Registering user becomes local admin on Joined Devices

This setting works exactly as named, but the confusion is understandable because the privilege is invisible in the places people normally look.

Per Microsoft's official docs (assign-local-admin): at the moment of Microsoft Entra join, two principals get added to the local administrators group — the Microsoft Entra Joined Device Local Administrator role and the user performing the join. This happens only during the join operation itself. It's not a directory role assignment, so it won't show up in role assignments, audit logs, or under "Device Administrators" — that's by design.

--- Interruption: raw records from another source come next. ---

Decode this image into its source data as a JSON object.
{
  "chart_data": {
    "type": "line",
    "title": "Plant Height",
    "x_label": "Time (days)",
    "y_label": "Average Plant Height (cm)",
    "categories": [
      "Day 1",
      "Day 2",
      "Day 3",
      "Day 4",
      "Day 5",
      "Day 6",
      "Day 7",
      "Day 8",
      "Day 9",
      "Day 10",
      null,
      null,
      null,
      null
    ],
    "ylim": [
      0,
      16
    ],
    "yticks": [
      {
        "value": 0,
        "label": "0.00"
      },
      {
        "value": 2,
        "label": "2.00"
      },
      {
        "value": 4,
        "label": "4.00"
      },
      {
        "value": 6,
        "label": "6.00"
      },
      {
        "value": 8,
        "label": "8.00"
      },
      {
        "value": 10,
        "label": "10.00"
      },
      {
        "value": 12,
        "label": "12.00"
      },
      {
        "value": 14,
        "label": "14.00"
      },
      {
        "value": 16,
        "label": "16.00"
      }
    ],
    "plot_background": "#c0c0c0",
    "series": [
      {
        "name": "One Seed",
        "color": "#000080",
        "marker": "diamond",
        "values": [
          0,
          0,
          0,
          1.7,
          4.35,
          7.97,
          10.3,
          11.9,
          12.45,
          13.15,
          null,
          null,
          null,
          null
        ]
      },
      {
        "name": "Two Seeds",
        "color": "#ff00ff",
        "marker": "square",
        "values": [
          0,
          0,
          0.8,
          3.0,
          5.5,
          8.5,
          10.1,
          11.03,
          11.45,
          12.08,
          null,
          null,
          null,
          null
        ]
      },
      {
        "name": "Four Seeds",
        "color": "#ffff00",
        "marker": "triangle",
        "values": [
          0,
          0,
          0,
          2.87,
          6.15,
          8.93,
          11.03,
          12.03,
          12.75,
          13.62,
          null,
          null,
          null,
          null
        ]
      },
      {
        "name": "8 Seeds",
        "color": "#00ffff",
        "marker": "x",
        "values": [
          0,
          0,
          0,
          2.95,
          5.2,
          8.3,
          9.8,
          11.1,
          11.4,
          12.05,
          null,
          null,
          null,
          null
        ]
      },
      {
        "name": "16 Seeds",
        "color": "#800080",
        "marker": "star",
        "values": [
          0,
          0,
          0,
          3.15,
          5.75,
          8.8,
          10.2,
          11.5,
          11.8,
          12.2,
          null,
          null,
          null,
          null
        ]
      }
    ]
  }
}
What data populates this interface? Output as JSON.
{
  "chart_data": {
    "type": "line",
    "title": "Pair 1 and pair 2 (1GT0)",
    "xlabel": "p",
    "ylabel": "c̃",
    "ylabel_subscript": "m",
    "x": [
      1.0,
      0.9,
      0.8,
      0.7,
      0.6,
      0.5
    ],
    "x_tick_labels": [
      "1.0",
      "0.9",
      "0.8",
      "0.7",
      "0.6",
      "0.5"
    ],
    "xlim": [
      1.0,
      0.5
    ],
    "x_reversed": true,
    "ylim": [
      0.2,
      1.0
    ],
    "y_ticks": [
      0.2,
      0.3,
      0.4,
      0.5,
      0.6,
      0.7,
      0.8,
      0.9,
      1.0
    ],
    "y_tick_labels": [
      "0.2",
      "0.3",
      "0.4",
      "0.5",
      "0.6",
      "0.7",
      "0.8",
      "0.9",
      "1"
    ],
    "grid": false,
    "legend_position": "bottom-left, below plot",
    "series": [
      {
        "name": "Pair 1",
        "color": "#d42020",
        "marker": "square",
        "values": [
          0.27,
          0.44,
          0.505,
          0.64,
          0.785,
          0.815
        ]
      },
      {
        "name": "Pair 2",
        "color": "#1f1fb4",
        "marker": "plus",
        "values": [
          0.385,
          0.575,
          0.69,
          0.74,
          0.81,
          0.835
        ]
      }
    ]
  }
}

Critically: users aren't directly listed in the local admin group; the privilege is delivered through the Primary Refresh Token (PRT) at sign-in. So:

• To validate on the device itself, sign in as the user and run whoami /groups — you should see the device-local Administrators SID.
• If you just changed the setting and want to force re-evaluation, run dsregcmd /refreshprt, then sign out and back in (lock/unlock won't trigger it — you need a fresh PRT, which can take up to ~4 hours to propagate otherwise).
• This setting only applies to joined devices, not registered (workplace-joined) ones — so your distinction there is correct.

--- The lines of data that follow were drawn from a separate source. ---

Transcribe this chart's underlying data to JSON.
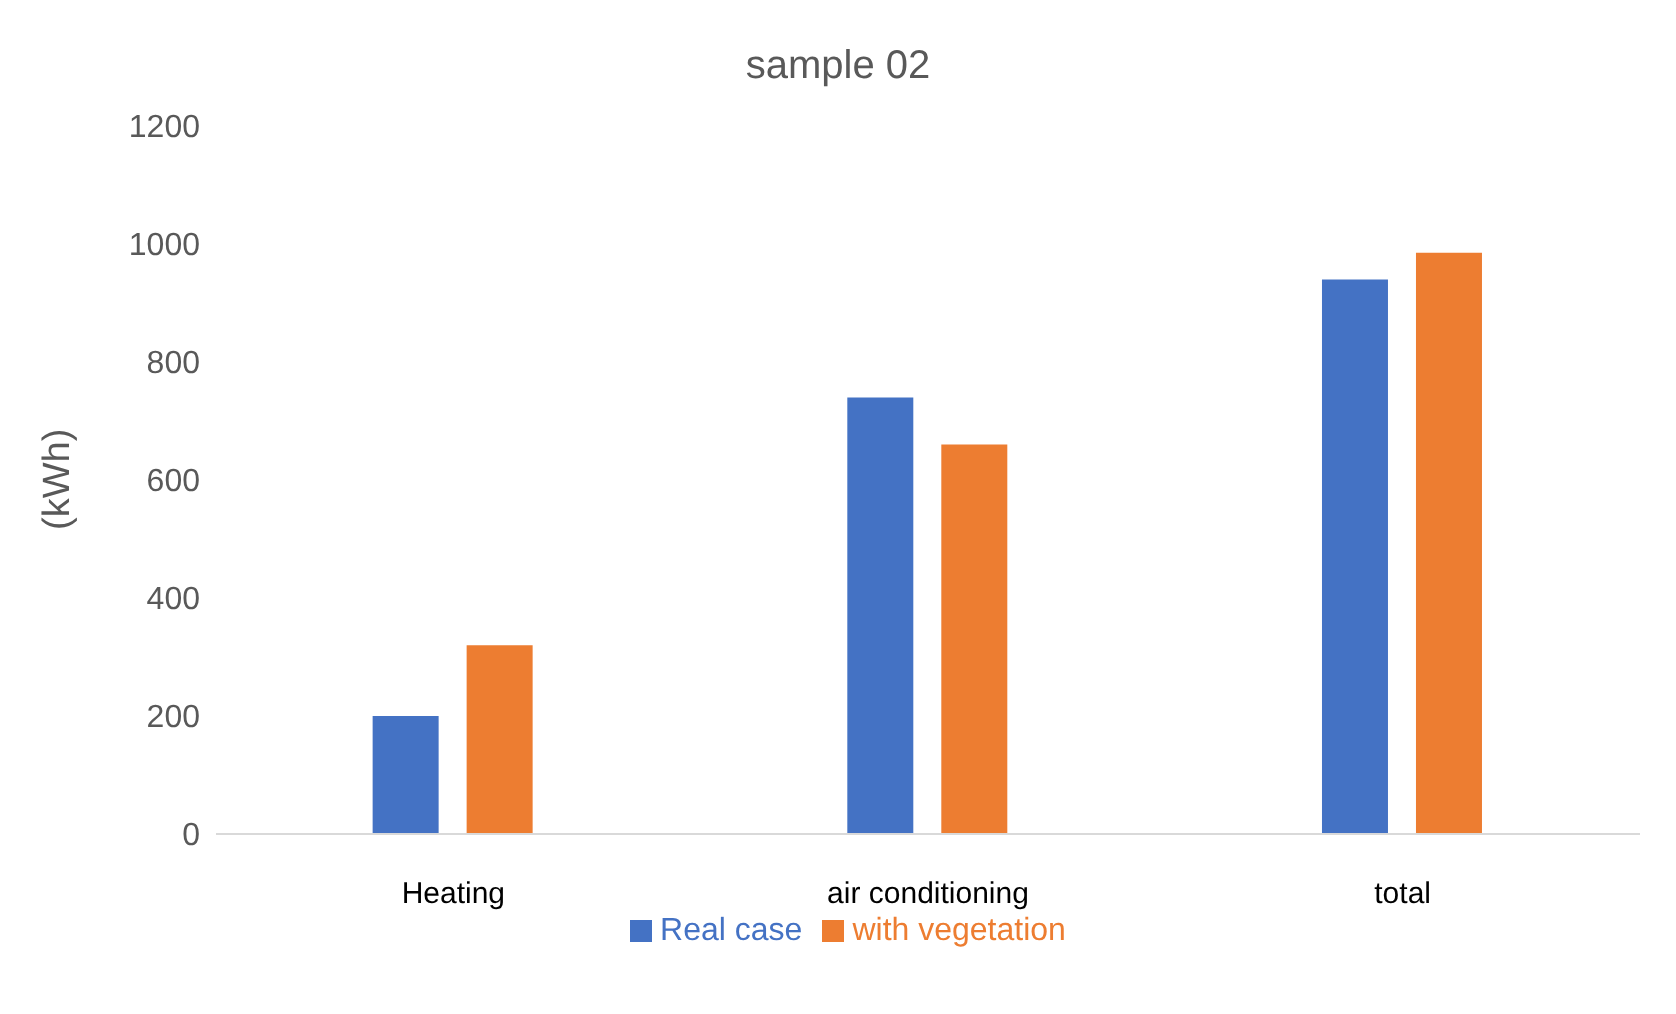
{
  "chart_data": {
    "type": "bar",
    "title": "sample 02",
    "ylabel": "(kWh)",
    "categories": [
      "Heating",
      "air conditioning",
      "total"
    ],
    "series": [
      {
        "name": "Real case",
        "color": "#4472c4",
        "values": [
          200,
          740,
          940
        ]
      },
      {
        "name": "with vegetation",
        "color": "#ed7d31",
        "values": [
          320,
          660,
          985
        ]
      }
    ],
    "ylim": [
      0,
      1200
    ],
    "yticks": [
      0,
      200,
      400,
      600,
      800,
      1000,
      1200
    ],
    "grid": false,
    "legend": "bottom"
  }
}
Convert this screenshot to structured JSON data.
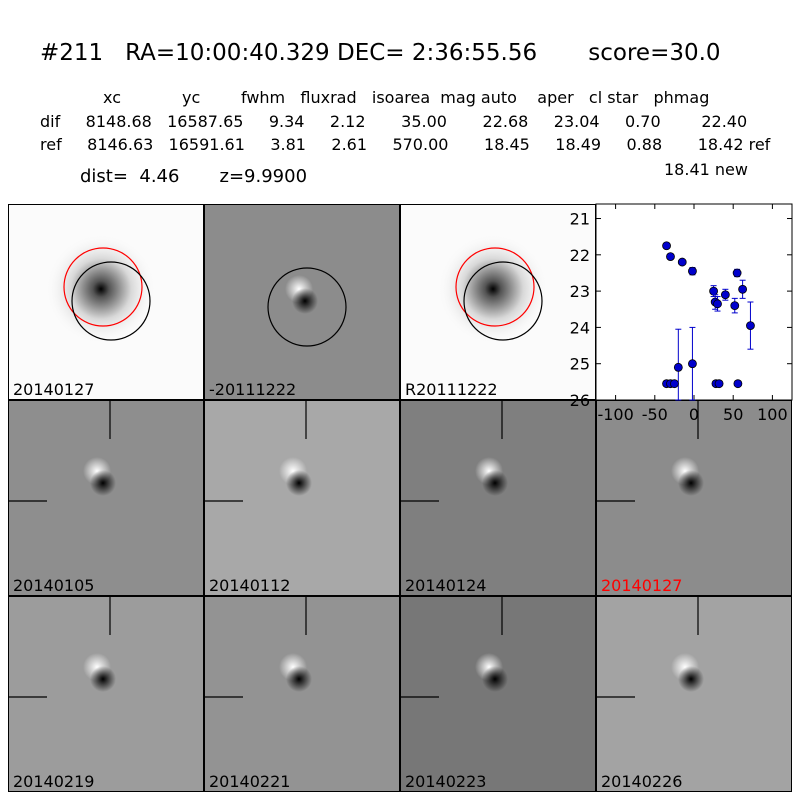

The "Manage Additional local administrators on all Microsoft Entra joined devices" link is a separate, tenant-wide mechanism (the same Device Administrator role) — it can't be scoped to specific devices, which is also worth knowing if you're trying to limit blast radius.

If you want to stop this going forward for new joins without ripping out existing admins, set "Registering user is added as local administrator" to None, and consider a Windows Autopilot profile or Intune Local Users and Groups policy to manage membership going forward — existing devices won't be retroactively changed.